CAPÍTULO X

Pero ella no le tentó más. Elías recibió las primeras órdenes, siguió estudiando y en breve fue consagrado sacerdote y pudo decir la primera misa. En su casa hicieron fiesta como para una boda. Parientes y amigos le trajeron regalos, como si fuera un novio; se degollaron ovejas y corderos, se celebró un banquete y se cantó improvisando versos para el joven sacerdote. Tío Portolu estrenaba vestido, tenía los cabellos untados y llevaba las trenzas rehechas, y escuchaba la competición de los poetas improvisados teniendo sobre las rodillas al pequeño Berte, que reclinaba melancólicamente la cabecita sobre su pecho.

—¿Qué tienes, corderito mío? —preguntó tía Annedda, inclinándose hacia el pequeño—. ¿Tienes sueño?

El niño movió la cabeza. Sus ojos glaucos estaban tristes. Tía Annedda cogió con dos dedos un dulce de pasta y de miel en forma de pajarito, e inclinándose de nuevo hacia su nietecillo, se lo dio.

—Toma, mira, un pajarito. No te duermas, ¿sabes?

El niño cogió el dulce de mala gana, sin levantar la cabeza del pecho del abuelo, y acercó los labios al pico del pajarito, pero no se lo comió.

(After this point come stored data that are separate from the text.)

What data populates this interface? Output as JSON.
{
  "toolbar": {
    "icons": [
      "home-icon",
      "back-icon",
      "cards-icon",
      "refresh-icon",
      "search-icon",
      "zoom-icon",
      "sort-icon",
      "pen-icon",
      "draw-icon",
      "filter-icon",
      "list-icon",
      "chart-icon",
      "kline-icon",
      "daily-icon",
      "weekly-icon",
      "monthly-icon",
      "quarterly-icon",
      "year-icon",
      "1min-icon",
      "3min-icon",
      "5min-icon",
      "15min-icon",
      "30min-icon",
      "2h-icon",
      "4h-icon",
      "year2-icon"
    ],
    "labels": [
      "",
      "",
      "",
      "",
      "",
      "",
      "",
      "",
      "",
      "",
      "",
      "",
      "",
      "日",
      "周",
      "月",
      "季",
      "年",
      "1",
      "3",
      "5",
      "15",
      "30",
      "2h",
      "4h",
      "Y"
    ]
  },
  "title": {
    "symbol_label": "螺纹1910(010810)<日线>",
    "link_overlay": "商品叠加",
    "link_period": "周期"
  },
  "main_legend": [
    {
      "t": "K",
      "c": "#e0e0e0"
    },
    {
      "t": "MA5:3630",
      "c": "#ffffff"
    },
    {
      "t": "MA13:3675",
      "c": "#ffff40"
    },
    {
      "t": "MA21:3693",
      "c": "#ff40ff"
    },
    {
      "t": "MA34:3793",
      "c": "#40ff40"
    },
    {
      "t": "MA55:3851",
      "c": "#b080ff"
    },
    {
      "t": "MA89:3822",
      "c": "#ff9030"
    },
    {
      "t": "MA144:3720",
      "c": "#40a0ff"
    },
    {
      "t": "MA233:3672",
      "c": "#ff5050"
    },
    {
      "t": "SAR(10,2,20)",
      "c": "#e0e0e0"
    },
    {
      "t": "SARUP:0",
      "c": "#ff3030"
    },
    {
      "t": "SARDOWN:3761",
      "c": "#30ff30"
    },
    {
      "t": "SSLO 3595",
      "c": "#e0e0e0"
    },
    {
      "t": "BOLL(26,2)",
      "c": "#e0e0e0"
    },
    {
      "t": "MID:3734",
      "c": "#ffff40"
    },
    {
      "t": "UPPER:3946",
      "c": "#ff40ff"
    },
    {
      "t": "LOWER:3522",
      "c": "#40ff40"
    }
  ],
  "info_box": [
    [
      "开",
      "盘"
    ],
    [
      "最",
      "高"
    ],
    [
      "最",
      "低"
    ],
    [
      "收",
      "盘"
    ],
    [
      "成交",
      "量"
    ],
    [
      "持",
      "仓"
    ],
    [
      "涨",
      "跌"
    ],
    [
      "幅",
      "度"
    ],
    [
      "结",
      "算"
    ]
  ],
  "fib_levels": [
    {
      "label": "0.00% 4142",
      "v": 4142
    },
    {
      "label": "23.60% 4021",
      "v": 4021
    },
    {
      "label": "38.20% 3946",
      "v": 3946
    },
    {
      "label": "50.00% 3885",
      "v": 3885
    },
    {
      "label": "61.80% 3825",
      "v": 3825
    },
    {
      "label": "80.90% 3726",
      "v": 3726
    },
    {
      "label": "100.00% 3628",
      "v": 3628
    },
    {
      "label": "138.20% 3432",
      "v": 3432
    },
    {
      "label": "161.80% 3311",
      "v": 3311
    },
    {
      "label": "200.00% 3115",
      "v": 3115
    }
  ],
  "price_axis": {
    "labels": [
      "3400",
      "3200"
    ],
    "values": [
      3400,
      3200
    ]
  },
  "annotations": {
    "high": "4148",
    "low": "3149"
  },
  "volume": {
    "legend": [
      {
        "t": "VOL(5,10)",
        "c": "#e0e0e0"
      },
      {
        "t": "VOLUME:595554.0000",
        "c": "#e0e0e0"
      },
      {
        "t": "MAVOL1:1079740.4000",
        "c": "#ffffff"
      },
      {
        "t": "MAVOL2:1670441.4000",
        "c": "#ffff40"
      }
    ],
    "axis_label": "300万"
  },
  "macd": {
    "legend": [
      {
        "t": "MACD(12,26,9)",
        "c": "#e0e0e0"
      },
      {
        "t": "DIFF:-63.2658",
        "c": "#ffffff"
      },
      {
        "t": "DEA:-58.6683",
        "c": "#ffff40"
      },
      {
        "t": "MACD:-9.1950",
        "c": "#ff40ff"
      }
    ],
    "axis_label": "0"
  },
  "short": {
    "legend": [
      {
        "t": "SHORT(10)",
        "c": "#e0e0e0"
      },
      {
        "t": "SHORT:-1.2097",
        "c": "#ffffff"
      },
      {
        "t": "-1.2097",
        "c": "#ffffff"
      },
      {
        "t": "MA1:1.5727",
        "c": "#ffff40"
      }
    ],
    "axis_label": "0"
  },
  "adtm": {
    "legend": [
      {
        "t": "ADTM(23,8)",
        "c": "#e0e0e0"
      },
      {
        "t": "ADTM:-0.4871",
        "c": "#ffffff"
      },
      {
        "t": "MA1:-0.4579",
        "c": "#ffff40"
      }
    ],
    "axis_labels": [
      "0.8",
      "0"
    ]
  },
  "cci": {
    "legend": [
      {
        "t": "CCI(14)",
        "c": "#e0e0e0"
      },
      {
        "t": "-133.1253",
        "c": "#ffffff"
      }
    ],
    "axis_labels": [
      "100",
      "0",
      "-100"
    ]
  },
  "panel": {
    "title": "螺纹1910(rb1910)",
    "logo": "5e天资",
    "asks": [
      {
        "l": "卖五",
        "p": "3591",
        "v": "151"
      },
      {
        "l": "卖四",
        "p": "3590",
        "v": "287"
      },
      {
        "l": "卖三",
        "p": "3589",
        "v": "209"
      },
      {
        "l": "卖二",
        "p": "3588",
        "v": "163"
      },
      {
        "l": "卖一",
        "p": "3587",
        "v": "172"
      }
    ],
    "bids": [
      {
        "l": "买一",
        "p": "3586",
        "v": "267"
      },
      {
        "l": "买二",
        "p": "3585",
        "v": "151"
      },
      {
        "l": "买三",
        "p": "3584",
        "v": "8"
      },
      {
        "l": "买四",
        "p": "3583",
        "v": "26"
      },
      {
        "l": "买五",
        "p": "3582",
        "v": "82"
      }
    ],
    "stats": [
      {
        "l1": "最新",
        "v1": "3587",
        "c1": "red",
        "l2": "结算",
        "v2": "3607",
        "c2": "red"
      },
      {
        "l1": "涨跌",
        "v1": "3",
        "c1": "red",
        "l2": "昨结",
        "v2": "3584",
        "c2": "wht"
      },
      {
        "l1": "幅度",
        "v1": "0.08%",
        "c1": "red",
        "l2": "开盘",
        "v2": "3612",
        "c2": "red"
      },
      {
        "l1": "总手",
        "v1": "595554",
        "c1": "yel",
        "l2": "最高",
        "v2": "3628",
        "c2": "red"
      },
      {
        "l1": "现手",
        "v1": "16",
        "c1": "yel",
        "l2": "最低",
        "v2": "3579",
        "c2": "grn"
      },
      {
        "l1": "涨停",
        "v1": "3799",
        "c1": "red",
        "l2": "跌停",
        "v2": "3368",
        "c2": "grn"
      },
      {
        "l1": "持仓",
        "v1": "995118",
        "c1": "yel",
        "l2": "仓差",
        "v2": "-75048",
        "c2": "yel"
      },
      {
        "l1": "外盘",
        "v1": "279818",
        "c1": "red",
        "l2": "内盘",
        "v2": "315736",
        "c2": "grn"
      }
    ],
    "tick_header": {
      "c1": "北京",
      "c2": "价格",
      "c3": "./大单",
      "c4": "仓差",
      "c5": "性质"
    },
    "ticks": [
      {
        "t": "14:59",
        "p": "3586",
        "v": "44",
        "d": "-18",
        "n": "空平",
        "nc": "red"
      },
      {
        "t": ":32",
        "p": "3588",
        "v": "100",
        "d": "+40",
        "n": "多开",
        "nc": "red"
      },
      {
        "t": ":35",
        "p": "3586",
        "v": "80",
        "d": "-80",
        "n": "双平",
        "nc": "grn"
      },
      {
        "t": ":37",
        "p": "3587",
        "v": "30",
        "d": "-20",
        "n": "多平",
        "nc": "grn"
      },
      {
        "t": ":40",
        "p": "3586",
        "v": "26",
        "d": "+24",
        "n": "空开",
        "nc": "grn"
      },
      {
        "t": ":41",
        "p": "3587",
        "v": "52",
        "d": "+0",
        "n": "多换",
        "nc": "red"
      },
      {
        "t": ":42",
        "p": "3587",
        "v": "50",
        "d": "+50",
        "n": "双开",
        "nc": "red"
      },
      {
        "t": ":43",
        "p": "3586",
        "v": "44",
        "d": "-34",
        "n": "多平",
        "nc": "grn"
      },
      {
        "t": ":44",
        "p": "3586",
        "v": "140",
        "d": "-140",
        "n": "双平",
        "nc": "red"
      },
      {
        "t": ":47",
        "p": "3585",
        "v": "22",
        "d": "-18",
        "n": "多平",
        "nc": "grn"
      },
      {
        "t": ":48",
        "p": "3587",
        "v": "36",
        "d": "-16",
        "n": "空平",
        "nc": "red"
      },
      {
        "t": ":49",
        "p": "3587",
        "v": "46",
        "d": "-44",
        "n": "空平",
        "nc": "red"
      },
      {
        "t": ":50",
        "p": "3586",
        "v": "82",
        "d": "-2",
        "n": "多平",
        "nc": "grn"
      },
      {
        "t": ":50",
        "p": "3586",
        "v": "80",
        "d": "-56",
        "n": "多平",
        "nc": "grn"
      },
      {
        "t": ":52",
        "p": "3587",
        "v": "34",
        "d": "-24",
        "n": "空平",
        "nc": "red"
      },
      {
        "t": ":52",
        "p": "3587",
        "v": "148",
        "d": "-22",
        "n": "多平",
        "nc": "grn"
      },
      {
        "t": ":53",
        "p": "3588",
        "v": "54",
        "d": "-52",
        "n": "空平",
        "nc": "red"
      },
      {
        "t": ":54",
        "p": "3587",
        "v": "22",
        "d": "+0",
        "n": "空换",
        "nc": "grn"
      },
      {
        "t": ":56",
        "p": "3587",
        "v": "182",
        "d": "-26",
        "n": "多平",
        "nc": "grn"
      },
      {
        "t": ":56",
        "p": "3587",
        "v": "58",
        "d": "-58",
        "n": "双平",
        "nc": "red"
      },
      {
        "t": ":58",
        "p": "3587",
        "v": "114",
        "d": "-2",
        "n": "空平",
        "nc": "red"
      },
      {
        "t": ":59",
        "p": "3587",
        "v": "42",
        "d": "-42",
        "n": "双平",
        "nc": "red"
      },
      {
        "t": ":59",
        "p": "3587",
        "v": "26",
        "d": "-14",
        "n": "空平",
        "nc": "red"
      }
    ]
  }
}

—¿Tienes sueño? —preguntó tío Portolu mirándole—. ¿No has dormido esta noche, pajarito mío? Vamos, despabílate, escucha qué canciones tan bonitas. Cuando seas grande, también tú cantarás así. Te llevaré a caballo a la tanca y cantaremos juntos.

Pero el pequeño, que siempre se entusiasmaba ante la idea de ir a la tanca, no se despabiló. A la hora de la comida no quiso comer, y no se separó del abuelo, sobre cuyo pecho seguía teniendo apoyada la cabeza.

—Me parece que tu hijo está enfermo —gritó Farre a Maddalena.

El padre Elías se sobresaltó, miró al niño e inmediatamente recordó el sueño que había tenido la noche en que velaba el cadáver de Pietro. Maddalena acarició al niño, le interrogó, le tomó en brazos y le llevó al camastro donde antes había dormido Elías.

—Tiene sueño y ahora duerme —dijo, entrando de nuevo.

Pero el padre Elías no se tranquilizó. Hubiera querido levantarse, ir junto al niño, examinarlo, y, en cambio, no pudo moverse y tuvo que ocultar su inquietud.

Escuchaba a los cantores, sonreía levemente ante ciertos versos bien logrados; pero no hablaba, no reía. Veía a Farre, a aquel rico y gordo pariente que hablaba jadeando, ir y venir por la casa, dando órdenes, entremetiéndose en todo como si fuera el dueño, hablando con frecuencia con Maddalena, y sentía celos, y dándose cuenta de estos celos se irritaba consigo mismo, pero callaba.

Después de comer, entró casi furtivamente a ver al niño, se inclinó y lo contempló durante largo rato, y al verle dormir suavemente, con la boquita entreabierta, con el pajarito de dulce entre sus manitas, experimentó un ímpetu de ternura y le besó religiosamente. Al levantarse recordó el día y la noche de las bodas de Maddalena, y la enfermedad y el dolor que él había sufrido en aquel camastro.

«¡Las cosas del mundo! —pensó—. ¿Quién hubiera nunca creído que tendrían que suceder estas cosas?».

Al volver a entrar en la cocina, oyó a Farre que hablaba del niño con Maddalena, que estaba preparando el café.

—Tú no te preocupes de él —le decía—. ¿No ves que no está bien? ¿Es una cara de niño sano aquélla? No. Yo haré venir el médico, y verás cómo tengo razón.

«Y ¿qué le importa a él? —se dijo Elías con amargura y con celos—. Me toca a mí preocuparme del niño, no a él».

Salió al patio, donde los poetas recomenzaban a cantar, y se sentó junto a su padre, y parecía escuchar la improvisada competencia; pero seguía pensando en Farre, en Maddalena, en el niño, y se entristecía y se irritaba, y se daba cuenta de un nuevo deseo: que Maddalena permaneciera viuda. No había pensado que, si ella volvía a casarse, ya no tendría ninguna autoridad sobre el niño.

«Se casará con Farre —pensaba—, y yo ya no podré querer a mi hijo. Serán contados los besos y las caricias que podré hacerle».

Y su pensamiento se perdía en el porvenir, en cosas completamente extrañas al ministerio en que aquel día había entrado.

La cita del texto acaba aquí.